O Hospital de Clínicas da Universidade Federal do Paraná (UFPR) promoveu, em maio de 2017, um interessante evento científico de atualização sobre a hepatite crônica C. Estiveram presentes profissionais médicos e não médicos que atuam em várias especialidades e áreas envolvidas, direta ou indiretamente, na atenção ao paciente com infecção pelo vírus da hepatite C (HCV). Entre os inúmeros aspectos apresentados, os que mais chamaram a atenção foram os seguintes:


Em primeiríssimo lugar, a resposta virológica sustentada (RVS), isto é, a ausência da detecção do RNA viral no sangue do paciente decorridos 6 meses do término do tratamento, atualmente, varia entre 95 e 100%. Essas cifras são surpreendentes, ainda mais quando se tem em mente que, apenas 10 anos atrás, a RVS girava em torno de 70%. O tratamento antiviral fornecido pelo Ministério da Saúde é composto por medicamentos tomados por via oral, chamados antivirais de ação direta (DAAs), 1 a 2 vezes por dia, por até 16 semanas, com poucos ou nenhum efeito colateral. Os regimes terapêuticos anteriores exigiam a aplicação subcutânea de alguma apresentação do interferon, peguilado ou convencional, e estendiam-se de 24 a 72 semanas (conforme o genótipo do vírus C). Em outras palavras, o paciente era submetido a um tratamento associado a inúmeros efeitos colaterais, de longa duração e cuja taxa de cura era bastante inferior.


Em segundo, é notável a superação dos incontáveis fatores de má resposta associados ao tratamento da infecção pelo vírus C. A preocupação com carga viral, grau de fibrose hepática, genótipo viral e raça, sexo e idade do paciente deram lugar a outras questões, como notadamente se há cirrose descompensada (classificada como Child B ou C). Isso porque a RVS é boa para todos os grupos de pacientes, inclusive para os cirróticos e os já tratados; mesmo aqueles com cirrose descompensada apresentam RVS elevada, embora as taxas de cura sejam inferiores (por volta de 85%).


Em terceiro lugar, o tratamento dos pacientes com coinfecção HCV-HIV acompanhou essa evolução de tal modo que tanto os esquemas de DAAs quanto a duração do tratamento do paciente coinfectado são os mesmos indicados para o monoinfectado (convém notar apenas que a indicação do tratamento difere um pouco, refletindo a história natural da doença hepática no paciente com HIV).


Quarto, a infecção pelo HCV está associada a uma miríade de manifestações extra-hepáticas, muitas das quais tendo a capacidade de interferir bastante com o funcionamento do paciente e exigindo atenção especializada. Assim, não apenas os médicos com formação em hepatologia ou infectologia abordam o paciente infectado pelo HCV, mas também os dermatologistas, psiquiatras, reumatologistas e hematologistas (para citar apenas alguns exemplos).

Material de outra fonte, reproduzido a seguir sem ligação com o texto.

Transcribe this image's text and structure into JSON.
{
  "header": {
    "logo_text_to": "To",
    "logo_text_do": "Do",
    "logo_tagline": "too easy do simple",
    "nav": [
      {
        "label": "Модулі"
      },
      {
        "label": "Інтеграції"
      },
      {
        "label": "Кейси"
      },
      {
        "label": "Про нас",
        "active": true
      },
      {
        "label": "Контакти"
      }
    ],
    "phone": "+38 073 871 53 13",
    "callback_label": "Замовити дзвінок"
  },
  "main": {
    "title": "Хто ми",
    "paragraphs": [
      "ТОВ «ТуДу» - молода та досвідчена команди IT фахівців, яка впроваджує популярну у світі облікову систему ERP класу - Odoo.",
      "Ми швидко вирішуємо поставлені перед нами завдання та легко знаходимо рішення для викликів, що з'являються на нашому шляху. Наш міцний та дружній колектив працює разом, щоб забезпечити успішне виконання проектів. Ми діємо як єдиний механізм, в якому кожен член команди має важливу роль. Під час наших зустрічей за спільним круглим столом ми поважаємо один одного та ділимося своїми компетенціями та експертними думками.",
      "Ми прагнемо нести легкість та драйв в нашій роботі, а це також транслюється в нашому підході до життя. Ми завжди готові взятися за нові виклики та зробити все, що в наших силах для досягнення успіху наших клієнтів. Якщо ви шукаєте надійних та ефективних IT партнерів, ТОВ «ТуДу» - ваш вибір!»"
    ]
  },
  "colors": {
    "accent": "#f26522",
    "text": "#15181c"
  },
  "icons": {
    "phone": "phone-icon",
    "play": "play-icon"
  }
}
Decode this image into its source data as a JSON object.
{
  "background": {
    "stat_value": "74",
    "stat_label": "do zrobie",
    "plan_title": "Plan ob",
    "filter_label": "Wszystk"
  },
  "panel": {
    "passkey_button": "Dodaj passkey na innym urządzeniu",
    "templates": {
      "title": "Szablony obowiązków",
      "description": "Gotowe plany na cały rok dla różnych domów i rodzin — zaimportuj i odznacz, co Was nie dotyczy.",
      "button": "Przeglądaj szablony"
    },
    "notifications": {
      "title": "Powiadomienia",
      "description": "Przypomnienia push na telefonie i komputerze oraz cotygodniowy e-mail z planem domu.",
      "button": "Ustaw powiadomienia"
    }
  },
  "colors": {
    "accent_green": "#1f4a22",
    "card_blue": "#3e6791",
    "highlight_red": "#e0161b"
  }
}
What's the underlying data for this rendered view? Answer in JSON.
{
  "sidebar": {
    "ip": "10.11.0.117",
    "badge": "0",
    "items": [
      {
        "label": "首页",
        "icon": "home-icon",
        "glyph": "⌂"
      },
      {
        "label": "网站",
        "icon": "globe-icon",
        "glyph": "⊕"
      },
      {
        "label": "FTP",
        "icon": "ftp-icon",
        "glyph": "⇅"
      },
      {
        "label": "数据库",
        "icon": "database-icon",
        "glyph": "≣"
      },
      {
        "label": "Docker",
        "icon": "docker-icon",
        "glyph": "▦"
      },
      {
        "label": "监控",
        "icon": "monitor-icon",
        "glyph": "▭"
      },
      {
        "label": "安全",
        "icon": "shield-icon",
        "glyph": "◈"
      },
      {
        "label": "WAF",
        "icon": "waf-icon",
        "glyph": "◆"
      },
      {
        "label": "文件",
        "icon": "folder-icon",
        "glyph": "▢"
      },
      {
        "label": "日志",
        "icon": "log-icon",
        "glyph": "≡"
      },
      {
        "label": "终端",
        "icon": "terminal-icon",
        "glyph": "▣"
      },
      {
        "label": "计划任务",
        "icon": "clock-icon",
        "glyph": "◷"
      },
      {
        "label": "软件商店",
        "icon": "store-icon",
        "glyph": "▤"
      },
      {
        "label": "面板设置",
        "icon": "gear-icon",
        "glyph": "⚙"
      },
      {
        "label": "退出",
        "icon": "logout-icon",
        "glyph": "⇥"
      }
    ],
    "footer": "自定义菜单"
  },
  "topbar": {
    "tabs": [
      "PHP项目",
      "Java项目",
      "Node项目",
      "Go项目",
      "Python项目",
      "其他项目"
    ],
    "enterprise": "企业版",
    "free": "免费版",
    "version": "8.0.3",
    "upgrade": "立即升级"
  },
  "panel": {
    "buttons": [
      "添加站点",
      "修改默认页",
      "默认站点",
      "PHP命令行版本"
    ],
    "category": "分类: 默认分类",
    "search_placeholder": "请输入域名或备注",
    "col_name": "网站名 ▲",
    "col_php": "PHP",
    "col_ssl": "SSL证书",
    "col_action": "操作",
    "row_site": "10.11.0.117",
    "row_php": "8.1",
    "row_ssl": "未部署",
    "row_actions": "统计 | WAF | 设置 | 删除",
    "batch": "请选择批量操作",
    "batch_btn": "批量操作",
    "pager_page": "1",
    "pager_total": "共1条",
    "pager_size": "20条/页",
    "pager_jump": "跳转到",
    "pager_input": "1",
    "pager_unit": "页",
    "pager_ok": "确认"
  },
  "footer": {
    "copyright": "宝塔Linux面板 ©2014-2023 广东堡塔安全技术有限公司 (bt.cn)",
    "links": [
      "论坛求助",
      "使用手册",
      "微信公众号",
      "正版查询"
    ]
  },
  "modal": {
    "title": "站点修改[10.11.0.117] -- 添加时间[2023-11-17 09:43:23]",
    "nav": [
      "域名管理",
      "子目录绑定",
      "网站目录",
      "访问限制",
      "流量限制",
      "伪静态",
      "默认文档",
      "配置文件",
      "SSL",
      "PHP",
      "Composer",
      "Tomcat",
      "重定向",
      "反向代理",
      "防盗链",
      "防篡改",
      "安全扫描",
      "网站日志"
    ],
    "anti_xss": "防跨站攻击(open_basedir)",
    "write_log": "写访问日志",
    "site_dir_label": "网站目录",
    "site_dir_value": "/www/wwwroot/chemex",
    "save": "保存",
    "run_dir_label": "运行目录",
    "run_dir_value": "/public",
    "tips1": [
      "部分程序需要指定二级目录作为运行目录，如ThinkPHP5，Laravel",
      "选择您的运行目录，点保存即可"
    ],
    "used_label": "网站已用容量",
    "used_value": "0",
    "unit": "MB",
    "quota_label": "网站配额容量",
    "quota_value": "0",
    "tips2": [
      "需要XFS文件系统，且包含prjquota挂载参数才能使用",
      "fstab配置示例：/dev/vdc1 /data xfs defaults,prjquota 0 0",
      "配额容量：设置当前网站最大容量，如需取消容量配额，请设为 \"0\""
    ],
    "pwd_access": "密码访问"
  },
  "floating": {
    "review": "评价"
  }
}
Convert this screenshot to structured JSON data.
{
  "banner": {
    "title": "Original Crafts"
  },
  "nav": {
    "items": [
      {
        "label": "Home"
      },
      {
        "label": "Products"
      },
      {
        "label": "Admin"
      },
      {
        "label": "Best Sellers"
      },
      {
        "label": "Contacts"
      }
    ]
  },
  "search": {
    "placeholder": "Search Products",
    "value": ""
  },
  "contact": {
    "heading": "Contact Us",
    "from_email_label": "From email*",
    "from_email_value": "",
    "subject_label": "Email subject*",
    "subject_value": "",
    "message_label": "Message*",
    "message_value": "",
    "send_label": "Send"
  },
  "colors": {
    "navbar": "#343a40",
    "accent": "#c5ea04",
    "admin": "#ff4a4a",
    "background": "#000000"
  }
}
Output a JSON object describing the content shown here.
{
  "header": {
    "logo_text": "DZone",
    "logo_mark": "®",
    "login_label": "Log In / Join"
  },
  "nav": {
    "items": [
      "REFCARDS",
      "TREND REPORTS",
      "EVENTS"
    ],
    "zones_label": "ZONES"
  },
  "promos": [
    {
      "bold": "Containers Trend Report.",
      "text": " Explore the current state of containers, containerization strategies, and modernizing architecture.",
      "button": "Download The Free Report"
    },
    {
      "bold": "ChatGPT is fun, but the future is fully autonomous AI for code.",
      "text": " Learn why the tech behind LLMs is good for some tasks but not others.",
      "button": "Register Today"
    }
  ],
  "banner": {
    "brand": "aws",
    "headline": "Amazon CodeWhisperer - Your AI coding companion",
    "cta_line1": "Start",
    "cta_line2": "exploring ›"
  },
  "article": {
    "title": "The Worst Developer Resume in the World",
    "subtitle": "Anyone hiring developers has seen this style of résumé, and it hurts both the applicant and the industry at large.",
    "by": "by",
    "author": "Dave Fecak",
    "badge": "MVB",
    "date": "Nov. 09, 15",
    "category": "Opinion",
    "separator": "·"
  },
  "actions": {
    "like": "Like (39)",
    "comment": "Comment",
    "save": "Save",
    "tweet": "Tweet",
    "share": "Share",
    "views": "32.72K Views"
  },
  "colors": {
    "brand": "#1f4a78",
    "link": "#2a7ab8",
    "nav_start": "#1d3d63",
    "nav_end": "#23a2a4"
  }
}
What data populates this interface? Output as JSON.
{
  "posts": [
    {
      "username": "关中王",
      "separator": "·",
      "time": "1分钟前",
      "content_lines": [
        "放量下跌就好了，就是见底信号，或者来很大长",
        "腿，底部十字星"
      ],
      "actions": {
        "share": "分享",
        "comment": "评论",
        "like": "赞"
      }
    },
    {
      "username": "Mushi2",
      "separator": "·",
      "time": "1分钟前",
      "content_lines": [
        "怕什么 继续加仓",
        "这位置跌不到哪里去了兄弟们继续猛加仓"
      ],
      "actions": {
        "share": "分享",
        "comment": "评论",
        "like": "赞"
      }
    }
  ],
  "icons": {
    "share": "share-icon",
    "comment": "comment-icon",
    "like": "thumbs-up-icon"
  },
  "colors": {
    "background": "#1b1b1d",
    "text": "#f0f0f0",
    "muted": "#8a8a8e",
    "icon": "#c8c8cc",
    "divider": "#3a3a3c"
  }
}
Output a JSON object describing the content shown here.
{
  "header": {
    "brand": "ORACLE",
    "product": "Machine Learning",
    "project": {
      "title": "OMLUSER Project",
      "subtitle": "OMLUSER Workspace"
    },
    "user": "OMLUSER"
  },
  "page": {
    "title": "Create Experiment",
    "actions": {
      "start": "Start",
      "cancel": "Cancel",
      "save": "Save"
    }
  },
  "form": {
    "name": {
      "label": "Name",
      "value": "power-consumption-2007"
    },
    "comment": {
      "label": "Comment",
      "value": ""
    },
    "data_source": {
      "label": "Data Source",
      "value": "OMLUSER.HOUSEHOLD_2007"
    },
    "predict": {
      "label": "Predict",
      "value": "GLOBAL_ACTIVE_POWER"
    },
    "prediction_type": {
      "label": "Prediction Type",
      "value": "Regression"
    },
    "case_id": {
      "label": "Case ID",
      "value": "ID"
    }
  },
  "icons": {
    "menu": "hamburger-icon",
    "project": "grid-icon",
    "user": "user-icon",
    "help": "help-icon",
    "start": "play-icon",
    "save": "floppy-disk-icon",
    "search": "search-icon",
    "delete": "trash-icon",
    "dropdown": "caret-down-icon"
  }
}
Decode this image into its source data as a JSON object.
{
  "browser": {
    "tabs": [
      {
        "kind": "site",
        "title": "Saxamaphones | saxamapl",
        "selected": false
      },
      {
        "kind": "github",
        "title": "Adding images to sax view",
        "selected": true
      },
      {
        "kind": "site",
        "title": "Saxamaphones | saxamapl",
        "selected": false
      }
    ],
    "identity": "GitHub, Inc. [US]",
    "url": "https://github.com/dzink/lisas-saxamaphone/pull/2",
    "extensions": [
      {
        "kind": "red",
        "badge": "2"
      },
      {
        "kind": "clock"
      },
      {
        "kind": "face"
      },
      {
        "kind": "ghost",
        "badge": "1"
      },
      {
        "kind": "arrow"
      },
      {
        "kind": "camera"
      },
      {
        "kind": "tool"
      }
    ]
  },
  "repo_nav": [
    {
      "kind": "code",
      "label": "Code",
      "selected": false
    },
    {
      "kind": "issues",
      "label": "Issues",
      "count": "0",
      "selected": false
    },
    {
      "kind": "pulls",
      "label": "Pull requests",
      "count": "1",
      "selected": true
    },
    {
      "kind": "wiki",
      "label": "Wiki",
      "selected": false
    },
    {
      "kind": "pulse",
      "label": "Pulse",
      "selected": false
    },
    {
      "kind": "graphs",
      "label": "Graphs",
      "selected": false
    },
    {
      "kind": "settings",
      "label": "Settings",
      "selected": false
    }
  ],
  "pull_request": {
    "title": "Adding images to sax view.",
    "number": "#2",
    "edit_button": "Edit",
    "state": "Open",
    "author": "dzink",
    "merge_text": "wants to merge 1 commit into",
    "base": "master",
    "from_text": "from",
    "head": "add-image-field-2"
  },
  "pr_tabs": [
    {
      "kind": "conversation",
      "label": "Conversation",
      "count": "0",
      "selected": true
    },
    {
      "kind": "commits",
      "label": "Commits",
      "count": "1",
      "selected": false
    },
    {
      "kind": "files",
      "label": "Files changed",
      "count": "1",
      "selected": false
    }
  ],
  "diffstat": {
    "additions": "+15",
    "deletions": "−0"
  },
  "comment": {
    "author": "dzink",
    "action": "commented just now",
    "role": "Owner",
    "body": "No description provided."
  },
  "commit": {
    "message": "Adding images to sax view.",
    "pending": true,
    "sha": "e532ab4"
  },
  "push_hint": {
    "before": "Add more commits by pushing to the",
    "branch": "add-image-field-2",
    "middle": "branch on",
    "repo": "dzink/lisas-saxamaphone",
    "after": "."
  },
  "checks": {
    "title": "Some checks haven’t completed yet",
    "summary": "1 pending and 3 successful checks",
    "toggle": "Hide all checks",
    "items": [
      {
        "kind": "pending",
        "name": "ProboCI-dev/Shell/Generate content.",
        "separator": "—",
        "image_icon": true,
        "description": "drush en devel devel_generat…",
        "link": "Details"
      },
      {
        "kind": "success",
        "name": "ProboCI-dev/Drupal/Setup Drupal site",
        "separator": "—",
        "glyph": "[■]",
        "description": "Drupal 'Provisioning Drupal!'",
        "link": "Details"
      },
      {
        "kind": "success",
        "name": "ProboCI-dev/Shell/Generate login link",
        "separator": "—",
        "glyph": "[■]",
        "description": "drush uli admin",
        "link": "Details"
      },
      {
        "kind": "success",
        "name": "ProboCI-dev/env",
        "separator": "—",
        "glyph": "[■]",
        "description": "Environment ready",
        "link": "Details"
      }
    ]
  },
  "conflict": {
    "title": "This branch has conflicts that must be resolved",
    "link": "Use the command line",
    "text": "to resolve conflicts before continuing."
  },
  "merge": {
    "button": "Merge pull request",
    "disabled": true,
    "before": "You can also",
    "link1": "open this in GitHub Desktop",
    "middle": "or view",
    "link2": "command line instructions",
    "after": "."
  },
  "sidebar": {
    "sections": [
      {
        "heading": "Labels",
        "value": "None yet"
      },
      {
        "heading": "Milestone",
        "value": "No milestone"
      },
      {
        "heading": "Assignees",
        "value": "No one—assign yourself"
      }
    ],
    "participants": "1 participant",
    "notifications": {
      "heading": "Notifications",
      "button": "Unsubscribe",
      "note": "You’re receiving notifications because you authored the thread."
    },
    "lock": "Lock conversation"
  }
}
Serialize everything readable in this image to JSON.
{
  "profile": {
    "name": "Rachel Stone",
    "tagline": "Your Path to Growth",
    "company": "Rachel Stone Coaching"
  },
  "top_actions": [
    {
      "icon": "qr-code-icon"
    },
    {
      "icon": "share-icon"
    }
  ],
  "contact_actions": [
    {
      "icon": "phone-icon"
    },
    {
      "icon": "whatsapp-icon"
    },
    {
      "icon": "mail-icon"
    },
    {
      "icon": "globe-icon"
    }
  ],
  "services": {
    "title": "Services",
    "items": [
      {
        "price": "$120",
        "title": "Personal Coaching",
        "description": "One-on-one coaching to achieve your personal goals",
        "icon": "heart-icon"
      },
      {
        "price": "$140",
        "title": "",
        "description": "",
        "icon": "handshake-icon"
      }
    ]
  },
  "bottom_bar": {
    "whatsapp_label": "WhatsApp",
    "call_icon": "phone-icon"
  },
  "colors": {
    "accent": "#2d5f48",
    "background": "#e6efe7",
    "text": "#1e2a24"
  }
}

Todas essas mudanças no entendimento e manuseio da infecção crônica pelo HCV apontam para a importância de o médico permanecer atento para o seu aprimoramento e para a atualização dos próprios conhecimentos, dentro e fora da especialidade a qual o profissional dedica maior atenção.


Por fim, é importante ter em mente que os pacientes com infecção crônica pelo HCV submetem-se, por vários motivos, a avaliações de cunho administrativo feitas por médicos. Nesse tipo de situação, encontram-se os médicos do trabalho, os peritos médicos e os médicos auditores. Conquanto sejam médicos e avaliem problemas de saúde, o seu enfoque é diferente daquele próprio do médico-assistente. Enquanto os médicos clínicos preocupam-se com o bem-estar e a saúde do paciente a quem prestam assistência, os médicos “administrativos” respondem questões postas por normas legais, com vistas ao seu cumprimento. Correndo o risco de dizer algo que parece óbvio, a relação entre médicos-assistentes e médicos em funções administrativas deve ser harmônica e pautar-se pelo respeito mútuo.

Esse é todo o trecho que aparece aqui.